A former South Dakota surgeon who has since become a patient advocate recalled how he was called to provide testimony at a medical malpractice trial approximately 20 years prior. The palintiff had suffered a stroke and permanent disability. While the former doctor privately admitted that he had questioned his colleague's skill, he lied and stated that the colleague's work had never been substandard.
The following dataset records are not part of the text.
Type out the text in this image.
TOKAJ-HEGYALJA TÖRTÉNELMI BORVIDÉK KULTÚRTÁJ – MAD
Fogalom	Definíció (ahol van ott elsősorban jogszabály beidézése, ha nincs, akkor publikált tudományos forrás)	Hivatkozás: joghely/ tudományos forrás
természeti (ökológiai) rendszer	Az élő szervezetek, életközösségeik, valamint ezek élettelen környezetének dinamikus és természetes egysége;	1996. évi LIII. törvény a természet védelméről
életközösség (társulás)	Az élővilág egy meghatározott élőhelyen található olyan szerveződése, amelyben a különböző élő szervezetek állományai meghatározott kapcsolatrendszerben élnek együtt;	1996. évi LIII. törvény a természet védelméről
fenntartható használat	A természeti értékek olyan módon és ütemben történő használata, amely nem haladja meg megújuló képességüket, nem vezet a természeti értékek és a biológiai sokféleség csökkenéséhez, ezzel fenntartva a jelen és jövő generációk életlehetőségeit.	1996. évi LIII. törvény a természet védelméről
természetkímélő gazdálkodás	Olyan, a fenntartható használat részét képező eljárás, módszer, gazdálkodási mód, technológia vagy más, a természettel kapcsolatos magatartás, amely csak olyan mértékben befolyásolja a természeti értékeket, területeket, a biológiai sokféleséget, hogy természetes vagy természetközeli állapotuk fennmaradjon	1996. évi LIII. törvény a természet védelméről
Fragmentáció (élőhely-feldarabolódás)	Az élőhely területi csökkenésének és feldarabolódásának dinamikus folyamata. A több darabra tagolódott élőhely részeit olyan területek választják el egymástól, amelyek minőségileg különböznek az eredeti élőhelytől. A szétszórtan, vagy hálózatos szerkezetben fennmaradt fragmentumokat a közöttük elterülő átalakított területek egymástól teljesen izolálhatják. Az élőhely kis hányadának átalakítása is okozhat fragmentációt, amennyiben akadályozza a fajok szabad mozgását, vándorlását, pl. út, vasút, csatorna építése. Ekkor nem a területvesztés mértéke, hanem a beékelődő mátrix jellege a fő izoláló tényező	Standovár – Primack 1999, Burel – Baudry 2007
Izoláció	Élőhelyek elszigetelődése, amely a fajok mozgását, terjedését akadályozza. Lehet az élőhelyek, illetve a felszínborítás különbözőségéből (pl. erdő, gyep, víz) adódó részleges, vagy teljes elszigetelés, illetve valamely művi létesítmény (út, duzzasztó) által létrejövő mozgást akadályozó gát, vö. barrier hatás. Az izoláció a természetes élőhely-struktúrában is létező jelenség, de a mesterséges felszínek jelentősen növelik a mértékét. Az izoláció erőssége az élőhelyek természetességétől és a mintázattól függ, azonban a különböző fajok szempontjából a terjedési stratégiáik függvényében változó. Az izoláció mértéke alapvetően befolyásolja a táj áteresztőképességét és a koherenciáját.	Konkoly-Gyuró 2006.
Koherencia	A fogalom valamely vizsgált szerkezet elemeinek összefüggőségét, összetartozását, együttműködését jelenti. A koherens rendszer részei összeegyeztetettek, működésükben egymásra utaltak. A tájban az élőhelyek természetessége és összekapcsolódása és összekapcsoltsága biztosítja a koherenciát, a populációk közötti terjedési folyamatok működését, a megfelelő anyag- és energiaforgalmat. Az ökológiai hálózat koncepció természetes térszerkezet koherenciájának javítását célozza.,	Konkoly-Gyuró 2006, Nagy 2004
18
It is not known how often doctors lie to protect their colleagues. However, studies have shown that doctors frequently do not tell their patients if they have caused harm. In fact, many doctors do not look favorably on telling the truth to patients when mistakes are made. Even further, medical staff are often afraid to speak when they believe problems are occurring due to fear of retaliation.
In order to prevail in a medical malpractice lawsuit, an attorney for the plaintiff will have to demonstrate that the patient was harmed, and that such harm was caused by the failure of the health care professional or facility to exhibit the requisite standard of care. Legal counsel will endeavor to do so by the use of the opinions of medical experts which will be based upon their review of the patient's medical records and other evidence.